The polar opposite, philosophically, than its influential source novel from Robert Heinlein, Verhoeven’s rendition presents a futuristic ultra-right utopian America’s war epic, retold as though it were presented as Heinlein’s universe’s propaganda masterpiece.

The film might have genuinely suffered without its rough bloodiness. The propaganda film is required to be as brutal, and more, as it ought, in order to show off any decent feeling of emergency or morbidity to make anyone concerned for the savagery of the bug’s warfare. Paul Verhoeven’s fine tuning allows realisation that the savagery of the bug’s warfare is no more significantly savage than the act of warfare itself, ‘justified’ or no.

A title that might be sorely misunderstood upon viewing as the result of a skewered mindset, Starship Troopers concludes what could very well constitute a filmmaker’s finest, unofficial, Sci-Fi trilogy in existence, which began and continued with Verhoeven’s other RoboCop and Total Recall, respectively.

 

13. Battle Royale (Kinji Fukasaku, 2000)

Battle Royale (2000)

The primary justification when one proclaims a strong admiration for Fukasaku’s proto Hunger Games is a professed lover of well-executed, innovative, morbid cinematic carnage.

Probably not spouting as much (obvious and unnecessary, mostly) biting social criticism toward a contemporary cultural establishment (reality TV), Battle Royale feels like its’ craftsman’s personal playground of reigning anarchy, and we are persuaded to accept that, when one realises the film’s role to be as savage, memorable, unapologetic, stylish and sickly funny as an action title can be.

This film has no rules, only catalysts for murder. When repulsive content such as contained within is accomplished with such precision, sleekness, excitement it simply begs to be praised.

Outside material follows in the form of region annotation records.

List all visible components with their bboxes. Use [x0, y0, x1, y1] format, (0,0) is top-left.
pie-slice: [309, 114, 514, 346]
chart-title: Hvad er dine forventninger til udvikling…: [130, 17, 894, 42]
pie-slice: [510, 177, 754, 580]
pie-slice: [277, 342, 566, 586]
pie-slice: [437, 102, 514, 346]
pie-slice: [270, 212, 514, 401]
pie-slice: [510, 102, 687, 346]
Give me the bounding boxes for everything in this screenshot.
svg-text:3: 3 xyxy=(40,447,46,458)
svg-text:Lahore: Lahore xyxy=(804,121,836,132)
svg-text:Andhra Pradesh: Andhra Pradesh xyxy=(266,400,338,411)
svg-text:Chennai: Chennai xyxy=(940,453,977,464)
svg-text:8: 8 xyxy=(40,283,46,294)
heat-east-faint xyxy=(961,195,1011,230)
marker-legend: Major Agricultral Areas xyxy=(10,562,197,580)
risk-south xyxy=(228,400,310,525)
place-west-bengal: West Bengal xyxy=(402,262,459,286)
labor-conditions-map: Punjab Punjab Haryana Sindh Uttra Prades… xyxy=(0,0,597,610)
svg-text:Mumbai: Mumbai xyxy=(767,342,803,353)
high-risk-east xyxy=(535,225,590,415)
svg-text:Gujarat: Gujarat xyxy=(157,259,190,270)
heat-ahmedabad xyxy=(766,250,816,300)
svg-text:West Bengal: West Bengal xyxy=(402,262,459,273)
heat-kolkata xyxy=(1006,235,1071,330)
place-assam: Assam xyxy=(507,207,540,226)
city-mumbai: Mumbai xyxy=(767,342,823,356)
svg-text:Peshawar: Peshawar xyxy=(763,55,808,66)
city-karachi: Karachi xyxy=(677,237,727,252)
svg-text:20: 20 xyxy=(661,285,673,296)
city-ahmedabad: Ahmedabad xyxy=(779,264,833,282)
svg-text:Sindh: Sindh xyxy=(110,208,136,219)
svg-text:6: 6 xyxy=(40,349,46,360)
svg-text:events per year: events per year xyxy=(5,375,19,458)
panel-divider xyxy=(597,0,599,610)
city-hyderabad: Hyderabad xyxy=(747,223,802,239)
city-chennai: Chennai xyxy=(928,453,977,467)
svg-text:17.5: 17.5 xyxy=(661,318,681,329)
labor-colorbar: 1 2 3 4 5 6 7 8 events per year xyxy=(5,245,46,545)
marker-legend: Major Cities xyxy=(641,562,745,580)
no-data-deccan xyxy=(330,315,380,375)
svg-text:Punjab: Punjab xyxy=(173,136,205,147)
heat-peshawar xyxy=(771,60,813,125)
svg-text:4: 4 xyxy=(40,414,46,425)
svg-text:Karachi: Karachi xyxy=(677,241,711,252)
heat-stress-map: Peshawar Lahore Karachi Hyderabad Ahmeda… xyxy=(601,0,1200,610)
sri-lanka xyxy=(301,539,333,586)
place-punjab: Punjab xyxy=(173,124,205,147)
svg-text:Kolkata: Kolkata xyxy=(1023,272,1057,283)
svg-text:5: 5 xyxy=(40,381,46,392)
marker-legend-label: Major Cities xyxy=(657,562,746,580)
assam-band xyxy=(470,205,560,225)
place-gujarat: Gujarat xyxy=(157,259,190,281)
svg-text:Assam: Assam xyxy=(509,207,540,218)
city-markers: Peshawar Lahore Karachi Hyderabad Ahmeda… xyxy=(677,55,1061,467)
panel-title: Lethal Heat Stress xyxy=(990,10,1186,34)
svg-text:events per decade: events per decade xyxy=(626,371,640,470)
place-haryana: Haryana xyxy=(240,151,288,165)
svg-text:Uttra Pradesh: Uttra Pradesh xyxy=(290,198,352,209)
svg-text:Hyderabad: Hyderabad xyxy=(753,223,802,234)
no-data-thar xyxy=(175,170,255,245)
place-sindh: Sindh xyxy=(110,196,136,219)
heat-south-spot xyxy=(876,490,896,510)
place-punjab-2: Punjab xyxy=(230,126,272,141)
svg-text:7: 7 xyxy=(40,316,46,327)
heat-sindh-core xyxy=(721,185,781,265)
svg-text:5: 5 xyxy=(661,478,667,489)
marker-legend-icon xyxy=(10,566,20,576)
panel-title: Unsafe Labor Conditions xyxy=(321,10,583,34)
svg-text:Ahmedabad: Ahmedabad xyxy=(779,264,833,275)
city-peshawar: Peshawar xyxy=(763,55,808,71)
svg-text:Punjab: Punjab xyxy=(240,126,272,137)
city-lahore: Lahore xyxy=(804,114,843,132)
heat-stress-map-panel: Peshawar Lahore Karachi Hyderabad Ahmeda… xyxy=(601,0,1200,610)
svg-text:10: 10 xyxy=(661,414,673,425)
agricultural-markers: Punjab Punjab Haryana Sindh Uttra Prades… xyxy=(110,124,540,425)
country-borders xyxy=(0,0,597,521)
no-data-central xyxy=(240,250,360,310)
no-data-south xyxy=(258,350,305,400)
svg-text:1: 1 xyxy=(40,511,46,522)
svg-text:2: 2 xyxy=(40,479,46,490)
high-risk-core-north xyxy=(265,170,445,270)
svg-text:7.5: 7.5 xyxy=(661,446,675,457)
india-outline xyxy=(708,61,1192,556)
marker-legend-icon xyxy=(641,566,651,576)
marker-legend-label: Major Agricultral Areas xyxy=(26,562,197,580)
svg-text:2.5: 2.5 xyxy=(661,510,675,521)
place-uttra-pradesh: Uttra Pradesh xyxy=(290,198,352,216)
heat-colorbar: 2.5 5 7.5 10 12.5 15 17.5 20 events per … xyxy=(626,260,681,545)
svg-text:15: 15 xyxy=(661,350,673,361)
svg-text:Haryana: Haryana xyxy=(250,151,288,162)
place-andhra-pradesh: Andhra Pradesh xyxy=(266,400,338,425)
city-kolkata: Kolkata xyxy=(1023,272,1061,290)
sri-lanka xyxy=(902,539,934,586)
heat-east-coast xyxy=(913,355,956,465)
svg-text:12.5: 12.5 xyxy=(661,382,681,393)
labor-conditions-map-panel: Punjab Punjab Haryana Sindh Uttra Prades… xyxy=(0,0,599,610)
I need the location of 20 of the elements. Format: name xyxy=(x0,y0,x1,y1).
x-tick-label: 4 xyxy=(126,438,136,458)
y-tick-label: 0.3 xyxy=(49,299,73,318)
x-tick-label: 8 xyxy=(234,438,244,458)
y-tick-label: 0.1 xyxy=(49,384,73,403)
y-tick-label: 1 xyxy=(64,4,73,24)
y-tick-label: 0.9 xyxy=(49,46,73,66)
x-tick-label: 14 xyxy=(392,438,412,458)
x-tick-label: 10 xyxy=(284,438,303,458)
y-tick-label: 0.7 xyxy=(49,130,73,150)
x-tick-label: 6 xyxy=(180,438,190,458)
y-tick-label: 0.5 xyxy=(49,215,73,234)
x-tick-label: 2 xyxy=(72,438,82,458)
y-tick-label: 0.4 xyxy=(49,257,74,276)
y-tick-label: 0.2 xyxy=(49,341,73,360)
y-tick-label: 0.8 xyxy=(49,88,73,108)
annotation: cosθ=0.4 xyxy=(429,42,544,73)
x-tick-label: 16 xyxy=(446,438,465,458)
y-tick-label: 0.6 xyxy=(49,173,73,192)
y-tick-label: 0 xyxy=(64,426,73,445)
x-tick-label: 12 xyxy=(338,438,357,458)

Battle Royale is a slew of adjectives hurled onto a typed digital construct and subsequently deemed an objective product with objective elements, the general existence of these elements constituting artistic success is determined solely through subjective flavour for sickening content.

Have you ever wanted to witness a plethora of paranoid, gun-bearing Japanese high school females in a kitchen descend into utter hatred and insanity, so much so that every single individual is meticulously, and messily, slaughtered within minutes and seconds?

Therein lies the answer to your perspective.